History

Great Britain
- Name: Accomplished Quaker
- Launched: 1789
- Acquired: 1795 by purchase of a prize
- Fate: Captured circa 1795

General characteristics
- Tons burthen: 189 (bm)
- Complement: 10
- Armament: 8 × 6&9-pounder guns

= Accomplished Quaker (1795 ship) =

Accomplished Quaker was a French vessel that the British captured circa 1795. She first appeared in Lloyd's Register (LR) in the volume for 1795.

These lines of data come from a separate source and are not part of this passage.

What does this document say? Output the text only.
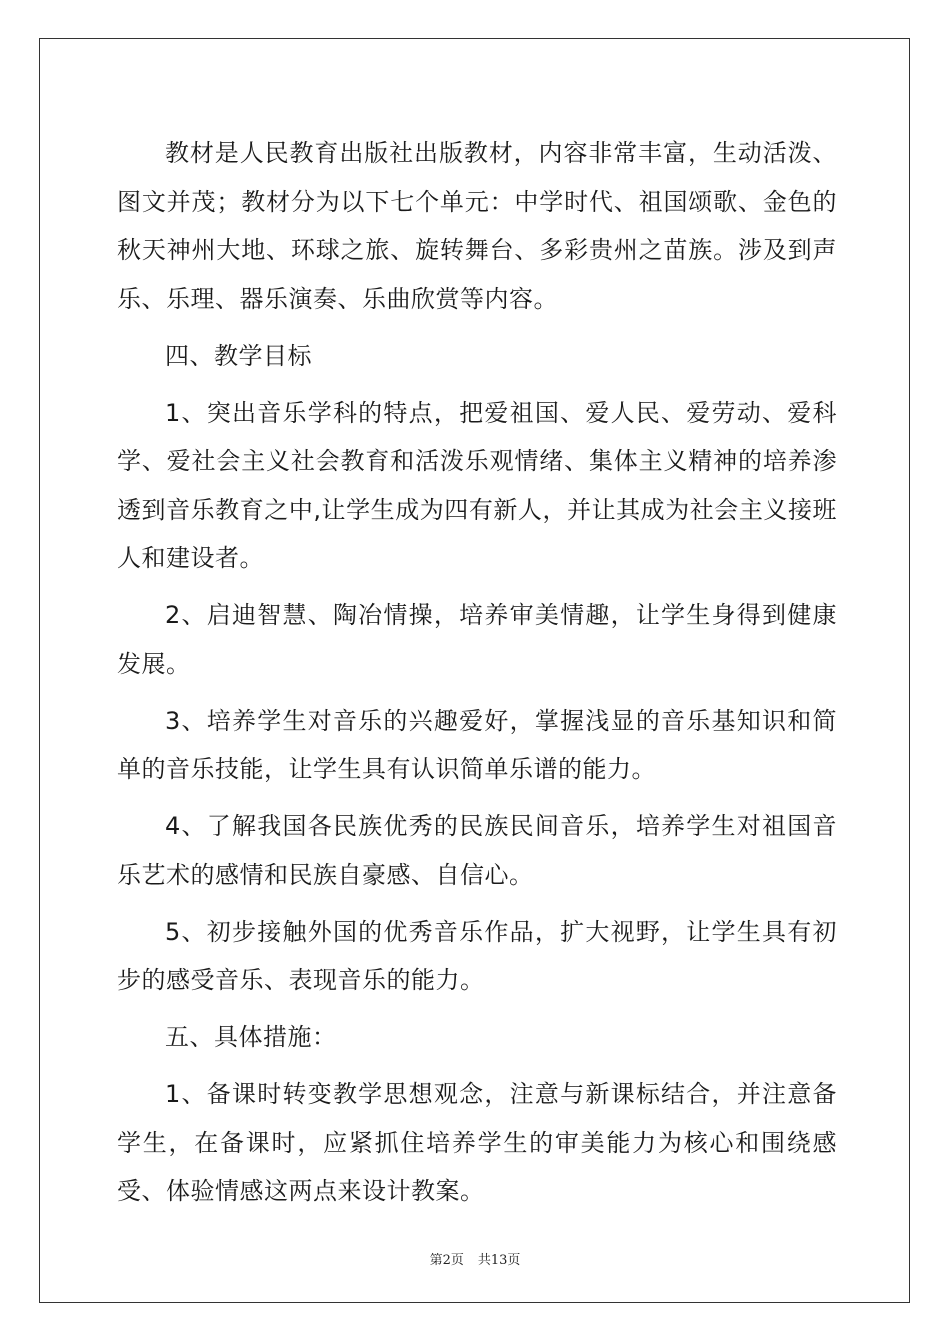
教材是人民教育出版社出版教材，内容非常丰富，生动活泼、图文并茂；教材分为以下七个单元：中学时代、祖国颂歌、金色的秋天神州大地、环球之旅、旋转舞台、多彩贵州之苗族。涉及到声乐、乐理、器乐演奏、乐曲欣赏等内容。

四、教学目标

1、突出音乐学科的特点，把爱祖国、爱人民、爱劳动、爱科学、爱社会主义社会教育和活泼乐观情绪、集体主义精神的培养渗透到音乐教育之中,让学生成为四有新人，并让其成为社会主义接班人和建设者。

2、启迪智慧、陶冶情操，培养审美情趣，让学生身得到健康发展。

3、培养学生对音乐的兴趣爱好，掌握浅显的音乐基知识和简单的音乐技能，让学生具有认识简单乐谱的能力。

4、了解我国各民族优秀的民族民间音乐，培养学生对祖国音乐艺术的感情和民族自豪感、自信心。

5、初步接触外国的优秀音乐作品，扩大视野，让学生具有初步的感受音乐、表现音乐的能力。

五、具体措施：

1、备课时转变教学思想观念，注意与新课标结合，并注意备学生，在备课时，应紧抓住培养学生的审美能力为核心和围绕感受、体验情感这两点来设计教案。

第2页 共13页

| Year | Master | Owner | Trade | Source & notes |
|---|---|---|---|---|
| 1795 | M.Walker | R.Johnson | Liverpool–Africa | LR; damages repaired 1795 |

Captain Musgrave Walker acquired a letter of marque on 22 August 1795. He sailed from Liverpool on 19 September 1795. A French privateer captured Accomplished Quaker and took her into Gorée before she could gather any slaves.

Accomplished Quaker did not appear on the lists of vessels cleared out of English ports bound for Africa.

In 1796, 22 British slave ships were lost. Three of these were lost on their way to Africa. War, not maritime hazards nor slave resistance, was the greatest cause of vessel losses among British slave vessels.